Bir Su Hikayesi: YANGIN VAAAR !
Aktaran: Hasan AKYAR
Yirminci yüzyıla beş kala Mösyö Sellie, “Der-Saadet Su Kumpanyası”na yeni müdür olarak atanmıştır. Pera Palas’a yerleşmesinin ardından ertesi sabah, ezanların günü muştuladığı alacakaranlıkta Voyvoda caddesi Narlıyan Han’daki Kumpanya merkezine ilk o gelmiştir. Saatler sonra şirket çalışanlarının Han’a varmasıyla bir hareketlilik, bir telaş yaşanmaya başlar. Yeni Müdür’e “hoş geldiniz kuyruğu” oluşmuştur.
Tanışma faslının ardından Mösyö Sellie, baş muhasebeciyi yanına çağırır ve şirketin gelir-gider defterlerini getirmesini ister. Yöneticilerin, öncelikle Şirket hesaplarına egemen olması gerektiğini bilmektedir. İlk olarak giderleri titizlikle incelemeye koyulur. Sıra maaş bordrolarına gelince, diğer personele göre oldukça yüksek maaş alan “Baba Tahir” adında biri dikkatini çeker. Bir altın yazmaktadır bordrosunda… Baş muhasebeci: ‘Efendim, kendileri İstanbul’da yayımlanan bir gazetenin sahibidir. Arada sırada kumpanyamızı öven haberler yazar. Çok işimize yarar’ diye açıklamada bulunur.
Yeni müdür, verimli bir işletmeci ve rasyonel bir yönetici olarak Baba Tahir’in bu özellikleriyle maaşa bağlanmasına karşı çıkar. Bundan böyle hiçbir savurganlığın olmayacağını ve şirkette azami tasarrufun sağlanacağını belirterek Baba Tahir’in avantasının hemen kesilmesini ister. Baba Tahir, aybaşında parasını almak üzere Şirket veznesine geldiğinde, yeni Müdür’ün emriyle maaşının kesildiğini öğrenir. Vakit geçirmeden sahibi olduğu Malûmat dergisinin Bab-ı Ali yokuşundaki yazıhanesine döner ve daktilosunun başına geçer…
Aradan on gün kadar geçmiştir ve bir akşam üstü Der-Saadet’teki Mabeyn’de 4 Sultan, Fransa’nın Der-Aliye Büyükelçisini kabul etmektedir. Duayen Elçi Fournier, beraberinde getirdiği “Der-Saadet Su Kumpanyası”nın yeni müdürünü de bu fırsattan yararlanarak Sultan’a takdim etmek niyetindedir. Ancak tam bu sırada, Mabeyn’in duvarlarını süsleyen Fausto Zonaro’nun 5 fırçasından çıkma, kırmızı fesli ve altın sırma saçaktan apoletli Abdülhamid portresi ile Şeker Ahmet Paşa’nın yeşil ve mavi tonların egemen olduğu ‘Manzara’ adlı tablosu üzerinde nemli ve bir o kadar da sıcak- alaca bir kızıllık gezinmeye başlar. Ol anda, Mabeyn görevlileri belki de ilk kez huzura destursuz girerek feryadeyler: YANGIN VAAAR !
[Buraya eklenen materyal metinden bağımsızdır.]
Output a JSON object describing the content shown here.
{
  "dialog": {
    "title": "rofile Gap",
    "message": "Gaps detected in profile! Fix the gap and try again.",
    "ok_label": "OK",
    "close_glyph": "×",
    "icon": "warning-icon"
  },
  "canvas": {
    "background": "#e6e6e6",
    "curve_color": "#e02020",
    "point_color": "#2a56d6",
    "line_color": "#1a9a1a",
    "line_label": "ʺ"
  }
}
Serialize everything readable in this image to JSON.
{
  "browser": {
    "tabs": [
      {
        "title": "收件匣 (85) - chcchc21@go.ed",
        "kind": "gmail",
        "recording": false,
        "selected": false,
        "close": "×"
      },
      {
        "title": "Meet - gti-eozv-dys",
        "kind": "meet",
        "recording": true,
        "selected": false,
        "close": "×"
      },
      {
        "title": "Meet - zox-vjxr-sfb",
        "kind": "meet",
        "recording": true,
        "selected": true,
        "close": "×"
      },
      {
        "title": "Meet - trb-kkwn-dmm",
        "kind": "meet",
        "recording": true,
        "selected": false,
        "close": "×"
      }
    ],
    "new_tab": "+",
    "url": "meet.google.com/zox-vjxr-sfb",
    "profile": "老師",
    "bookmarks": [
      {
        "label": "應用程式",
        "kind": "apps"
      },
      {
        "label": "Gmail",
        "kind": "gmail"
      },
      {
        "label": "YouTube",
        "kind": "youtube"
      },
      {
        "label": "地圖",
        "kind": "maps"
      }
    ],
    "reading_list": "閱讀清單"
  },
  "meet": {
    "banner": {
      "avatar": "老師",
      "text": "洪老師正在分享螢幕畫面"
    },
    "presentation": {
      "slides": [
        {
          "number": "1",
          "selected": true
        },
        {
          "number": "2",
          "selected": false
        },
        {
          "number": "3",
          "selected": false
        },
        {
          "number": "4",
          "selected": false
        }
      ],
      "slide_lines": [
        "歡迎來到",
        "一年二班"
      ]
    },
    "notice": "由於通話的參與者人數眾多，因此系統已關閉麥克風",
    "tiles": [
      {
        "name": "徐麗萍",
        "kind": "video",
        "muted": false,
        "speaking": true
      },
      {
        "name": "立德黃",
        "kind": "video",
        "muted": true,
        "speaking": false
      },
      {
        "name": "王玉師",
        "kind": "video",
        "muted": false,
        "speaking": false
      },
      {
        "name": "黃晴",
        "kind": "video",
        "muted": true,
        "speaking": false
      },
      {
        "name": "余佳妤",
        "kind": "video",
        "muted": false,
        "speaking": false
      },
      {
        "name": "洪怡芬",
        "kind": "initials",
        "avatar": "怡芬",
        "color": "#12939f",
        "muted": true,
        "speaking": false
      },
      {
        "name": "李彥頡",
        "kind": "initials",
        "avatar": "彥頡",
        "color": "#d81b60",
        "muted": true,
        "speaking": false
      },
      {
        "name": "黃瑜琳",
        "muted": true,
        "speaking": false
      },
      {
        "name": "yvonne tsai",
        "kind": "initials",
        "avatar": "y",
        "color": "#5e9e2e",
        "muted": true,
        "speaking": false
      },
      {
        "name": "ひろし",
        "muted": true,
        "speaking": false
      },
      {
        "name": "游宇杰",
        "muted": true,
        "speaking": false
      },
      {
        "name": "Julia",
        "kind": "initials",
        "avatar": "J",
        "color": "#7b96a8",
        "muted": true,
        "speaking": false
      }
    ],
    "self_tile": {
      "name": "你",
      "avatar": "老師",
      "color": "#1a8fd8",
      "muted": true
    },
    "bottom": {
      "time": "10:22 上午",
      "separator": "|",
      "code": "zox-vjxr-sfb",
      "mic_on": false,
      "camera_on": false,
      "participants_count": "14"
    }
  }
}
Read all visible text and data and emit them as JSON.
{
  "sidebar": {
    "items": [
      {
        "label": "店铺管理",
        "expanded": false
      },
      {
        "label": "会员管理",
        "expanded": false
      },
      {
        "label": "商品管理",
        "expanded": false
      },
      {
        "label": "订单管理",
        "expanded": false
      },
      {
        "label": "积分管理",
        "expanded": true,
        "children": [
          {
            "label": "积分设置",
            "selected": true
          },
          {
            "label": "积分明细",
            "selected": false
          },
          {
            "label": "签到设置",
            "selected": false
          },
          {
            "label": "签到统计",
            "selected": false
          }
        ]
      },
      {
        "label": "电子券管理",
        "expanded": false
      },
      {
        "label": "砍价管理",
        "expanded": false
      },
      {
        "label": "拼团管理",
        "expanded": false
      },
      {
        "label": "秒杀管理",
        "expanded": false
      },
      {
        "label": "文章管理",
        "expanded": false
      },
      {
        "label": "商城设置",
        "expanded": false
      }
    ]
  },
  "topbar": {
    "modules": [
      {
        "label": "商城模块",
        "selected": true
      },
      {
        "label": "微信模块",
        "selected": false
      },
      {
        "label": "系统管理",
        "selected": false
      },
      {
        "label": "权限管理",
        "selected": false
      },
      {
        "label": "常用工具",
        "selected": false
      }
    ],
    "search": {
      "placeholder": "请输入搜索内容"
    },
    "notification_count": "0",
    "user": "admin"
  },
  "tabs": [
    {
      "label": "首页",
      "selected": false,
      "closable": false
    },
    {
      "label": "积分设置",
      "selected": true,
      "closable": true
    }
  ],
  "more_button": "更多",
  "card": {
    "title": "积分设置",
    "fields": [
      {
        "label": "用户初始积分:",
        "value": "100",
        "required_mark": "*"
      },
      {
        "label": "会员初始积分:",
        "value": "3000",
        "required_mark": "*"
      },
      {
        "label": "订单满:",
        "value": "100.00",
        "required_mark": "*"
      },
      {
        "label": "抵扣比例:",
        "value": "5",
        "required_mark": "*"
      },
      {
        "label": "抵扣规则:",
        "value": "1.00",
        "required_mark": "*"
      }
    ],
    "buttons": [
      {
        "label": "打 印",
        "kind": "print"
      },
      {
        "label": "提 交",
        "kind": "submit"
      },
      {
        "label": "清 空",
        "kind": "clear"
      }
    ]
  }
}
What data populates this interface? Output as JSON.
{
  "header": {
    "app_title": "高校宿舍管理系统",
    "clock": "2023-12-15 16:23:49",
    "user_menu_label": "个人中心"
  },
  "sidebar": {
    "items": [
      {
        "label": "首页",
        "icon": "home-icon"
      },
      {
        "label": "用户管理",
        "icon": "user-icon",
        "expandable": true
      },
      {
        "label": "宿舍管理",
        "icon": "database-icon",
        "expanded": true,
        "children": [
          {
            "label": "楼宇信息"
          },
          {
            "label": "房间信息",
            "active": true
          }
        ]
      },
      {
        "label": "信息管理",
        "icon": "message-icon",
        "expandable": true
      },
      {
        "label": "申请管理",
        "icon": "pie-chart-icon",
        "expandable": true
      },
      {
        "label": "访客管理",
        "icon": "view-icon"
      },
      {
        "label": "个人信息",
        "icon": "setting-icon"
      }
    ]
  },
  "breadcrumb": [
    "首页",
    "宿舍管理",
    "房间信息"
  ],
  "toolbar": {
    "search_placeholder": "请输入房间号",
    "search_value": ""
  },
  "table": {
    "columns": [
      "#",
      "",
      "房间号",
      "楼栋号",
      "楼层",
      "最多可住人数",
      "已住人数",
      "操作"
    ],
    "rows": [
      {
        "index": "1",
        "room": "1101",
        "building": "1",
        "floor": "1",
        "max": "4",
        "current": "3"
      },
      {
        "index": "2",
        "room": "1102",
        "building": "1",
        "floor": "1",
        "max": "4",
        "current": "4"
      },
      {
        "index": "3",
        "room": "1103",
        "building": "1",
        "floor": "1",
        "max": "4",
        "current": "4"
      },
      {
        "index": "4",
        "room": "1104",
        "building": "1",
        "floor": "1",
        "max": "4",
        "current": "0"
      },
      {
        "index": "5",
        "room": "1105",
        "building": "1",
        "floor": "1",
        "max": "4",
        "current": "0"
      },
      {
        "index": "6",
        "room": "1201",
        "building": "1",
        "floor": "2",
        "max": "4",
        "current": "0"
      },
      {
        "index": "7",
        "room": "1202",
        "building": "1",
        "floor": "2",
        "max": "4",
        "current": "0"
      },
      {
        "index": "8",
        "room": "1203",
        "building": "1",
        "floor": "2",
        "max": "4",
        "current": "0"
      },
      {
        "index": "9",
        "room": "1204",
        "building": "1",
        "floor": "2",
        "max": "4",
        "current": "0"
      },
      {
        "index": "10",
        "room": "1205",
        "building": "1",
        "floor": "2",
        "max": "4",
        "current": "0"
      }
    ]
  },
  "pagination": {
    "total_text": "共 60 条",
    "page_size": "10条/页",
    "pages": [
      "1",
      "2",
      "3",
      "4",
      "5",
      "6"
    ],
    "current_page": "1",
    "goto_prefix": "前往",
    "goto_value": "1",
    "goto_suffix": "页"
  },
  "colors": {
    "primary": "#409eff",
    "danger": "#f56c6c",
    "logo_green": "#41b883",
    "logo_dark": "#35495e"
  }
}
Son yıllarda elçi kabullerinde Sultan’ın her zaman yanında yer alan İzzet Paşa , bu kez Mabeyn’de bulunmamaktadır. Paşa, fâsık-ı mahrum’lardan biri değildir. Yaptığı her türlü hizmetin karşılığını fazlasıyla Devleti-Ali’den almakta hüner sahibidir. Padişah’ın ihsanları ve yabancı şirketlerle ilişkileri sayesinde büyük servet edinmiş; hatta Yıldız Sarayı’nın karşısında, Beşiktaş sırtlarında bir konak bile yaptırmıştır.
Ondokuzuncu yüzyılın sonlarına doğru Avrupa’nın tüm başkentleri elektrik ile aydınlatılırken, İstanbul’a akşam erken inmekte ve geceler kandil ve gazyağı kokmaktadır. Yapıların büyük bir bölümünün ahşaptan olması nedeniyle en küçük bir kıvılcımın çakmasıyla tümünün küle döneceği endişesini taşıyan İkinci Abdülhamid, elektrik üretim ve tüketimine bir türlü izin vermemektedir.
Ancak, İstanbul’da elektrik üretip satmak için imtiyaz talep eden yabancı şirketlerin temsilcileri, Sultan’ın en yakın adamlarından biri olan İzzet Paşa’yı çoktan ikna etmişlerdir. İzzet Paşa da Padişah’a, elektriğin önce sadece kendi konağında denenmesini, böylece olayın yakından izlenebileceğini ve elektriğin güvenilir olup olmadığı konusunda daha kolay karar verilebileceğini söyleyerek koşullu bir izin almıştır. Artık İstanbul’da bir tek İzzet Paşa Konağı geceleri ışıl ışıldır. Üstlendiği bu risk karşılığında Alman şirketi de kendisine bir sinema makinesi armağan etmiştir.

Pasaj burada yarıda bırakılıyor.